Abstract

✓ In rhesus monkeys subjected to circulatory arrest, studies were made of the relationship of lactate production in the spinal cord to the duration of circulatory arrest and magnitude of lactate accumulation, and the results were compared to the magnitude of rise in cerebral tissue lactate. Both high and low thoracic laminectomies were performed on each of eight rhesus monkeys. Spinal cord tissue was excised for lactate assay at the upper laminectomy as a control, and a second tissue specimen was excised at the lower laminectomy site at time increments of 30 sec to 30 min after circulatory arrest.
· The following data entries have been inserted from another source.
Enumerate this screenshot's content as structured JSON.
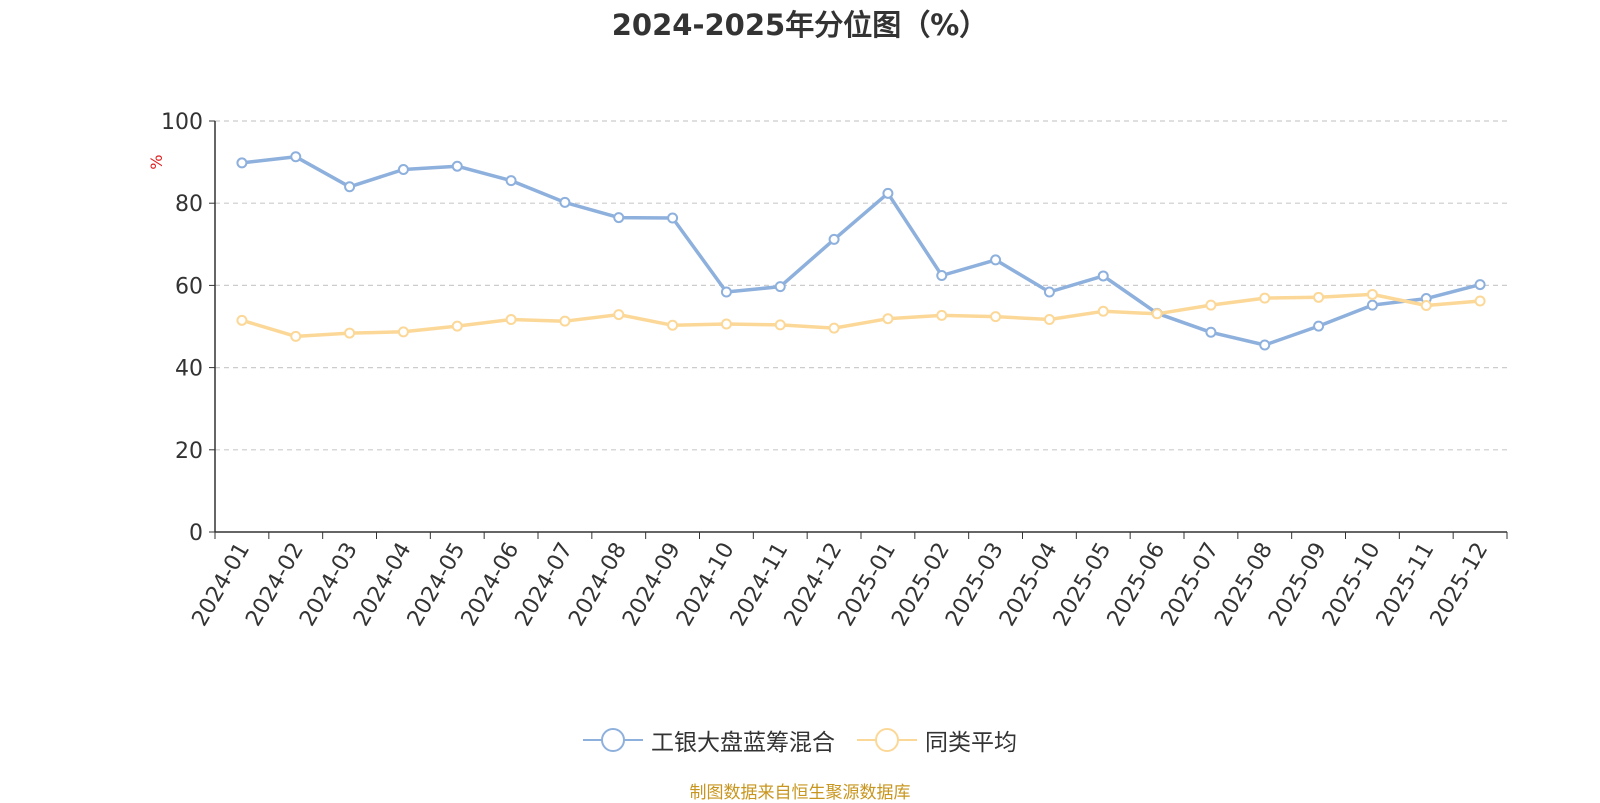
{
  "title": "2024-2025年分位图（%）",
  "source": "制图数据来自恒生聚源数据库",
  "chart_data": {
    "type": "line",
    "title": "2024-2025年分位图（%）",
    "ylabel": "%",
    "ylim": [
      0,
      100
    ],
    "yticks": [
      0,
      20,
      40,
      60,
      80,
      100
    ],
    "grid": "horizontal dashed",
    "legend_position": "bottom-center",
    "categories": [
      "2024-01",
      "2024-02",
      "2024-03",
      "2024-04",
      "2024-05",
      "2024-06",
      "2024-07",
      "2024-08",
      "2024-09",
      "2024-10",
      "2024-11",
      "2024-12",
      "2025-01",
      "2025-02",
      "2025-03",
      "2025-04",
      "2025-05",
      "2025-06",
      "2025-07",
      "2025-08",
      "2025-09",
      "2025-10",
      "2025-11",
      "2025-12"
    ],
    "series": [
      {
        "name": "工银大盘蓝筹混合",
        "color": "#8eb0dd",
        "values": [
          89.8,
          91.3,
          84.0,
          88.2,
          89.0,
          85.5,
          80.2,
          76.5,
          76.4,
          58.4,
          59.7,
          71.2,
          82.4,
          62.4,
          66.2,
          58.4,
          62.3,
          53.2,
          48.6,
          45.5,
          50.1,
          55.2,
          56.8,
          60.2
        ]
      },
      {
        "name": "同类平均",
        "color": "#fcd898",
        "values": [
          51.5,
          47.6,
          48.4,
          48.7,
          50.1,
          51.7,
          51.3,
          52.9,
          50.3,
          50.6,
          50.4,
          49.6,
          51.9,
          52.7,
          52.4,
          51.7,
          53.7,
          53.1,
          55.2,
          56.9,
          57.1,
          57.8,
          55.1,
          56.2
        ]
      }
    ]
  }
}
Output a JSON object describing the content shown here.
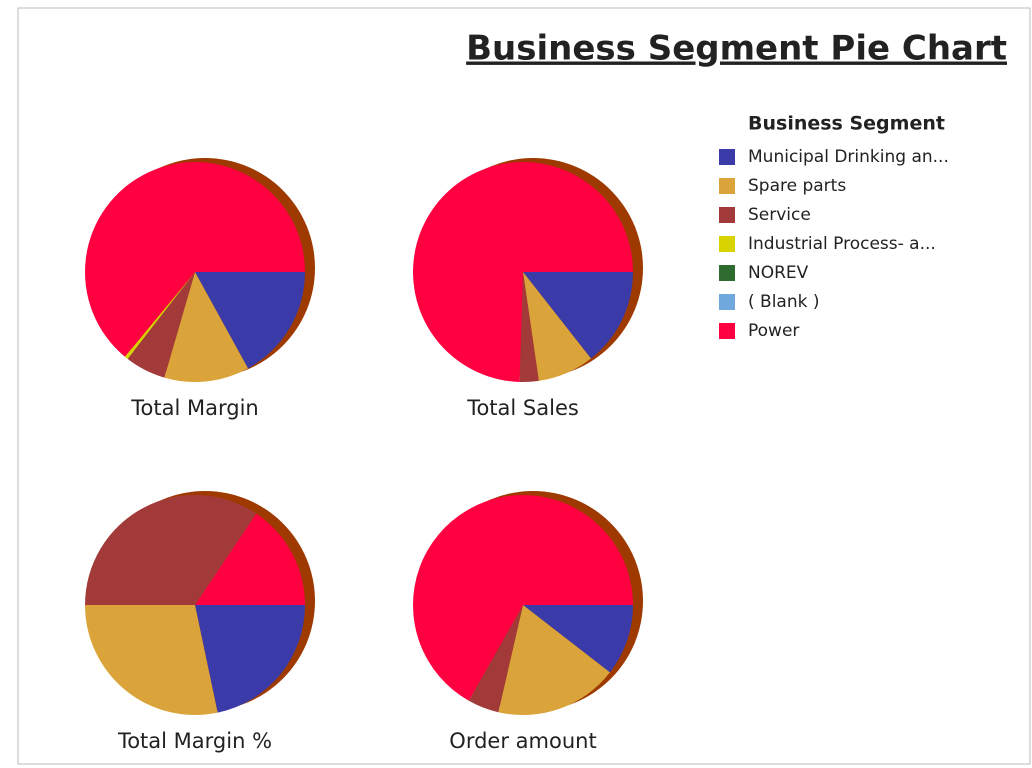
{
  "title": "Business Segment Pie Chart",
  "legend": {
    "title": "Business Segment",
    "items": [
      {
        "name": "Municipal Drinking an...",
        "color": "#3a3aa8"
      },
      {
        "name": "Spare parts",
        "color": "#dba43a"
      },
      {
        "name": "Service",
        "color": "#a33a3a"
      },
      {
        "name": "Industrial Process- a...",
        "color": "#d8d400"
      },
      {
        "name": "NOREV",
        "color": "#2e6b2e"
      },
      {
        "name": "( Blank )",
        "color": "#6fa8dc"
      },
      {
        "name": "Power",
        "color": "#ff0040"
      }
    ]
  },
  "chart_data": [
    {
      "type": "pie",
      "title": "Total Margin",
      "values": [
        17,
        12.5,
        6,
        0.5,
        0,
        0,
        64
      ]
    },
    {
      "type": "pie",
      "title": "Total Sales",
      "values": [
        14.4,
        8.3,
        2.8,
        0,
        0,
        0,
        74.5
      ]
    },
    {
      "type": "pie",
      "title": "Total Margin %",
      "values": [
        21.7,
        28.3,
        34.4,
        0,
        0,
        0,
        15.6
      ]
    },
    {
      "type": "pie",
      "title": "Order amount",
      "values": [
        10.5,
        18.1,
        4.6,
        0,
        0,
        0,
        66.8
      ]
    }
  ]
}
Tissue was excised from each site without circulatory arrest in one monkey and showed negligible increase in lactate production, indicating that excision of tissue itself does not result in increased lactate. Nonanoxic samples from seven monkeys averaged 4.60 millimoles (mM)/lactate/kg tissue, with a range of 2.22 to 6.49. Postcirculatory arrest samples from these monkeys averaged 11.10 mM lactate/kg tissue, with a range of 3.62 (at 30 sec) to 14.33 (at 10 min). Anoxic spinal tissue lactate was elevated above controls in each instance, and tissue lactate peaked between 5 to 10 min after circulatory arrest and remained stable with mild fluctuations beyond that time. Thus, the spinal cord responds to circulatory arrest much as cerebral tissue, but with some delay in the accumulation of lactic acid.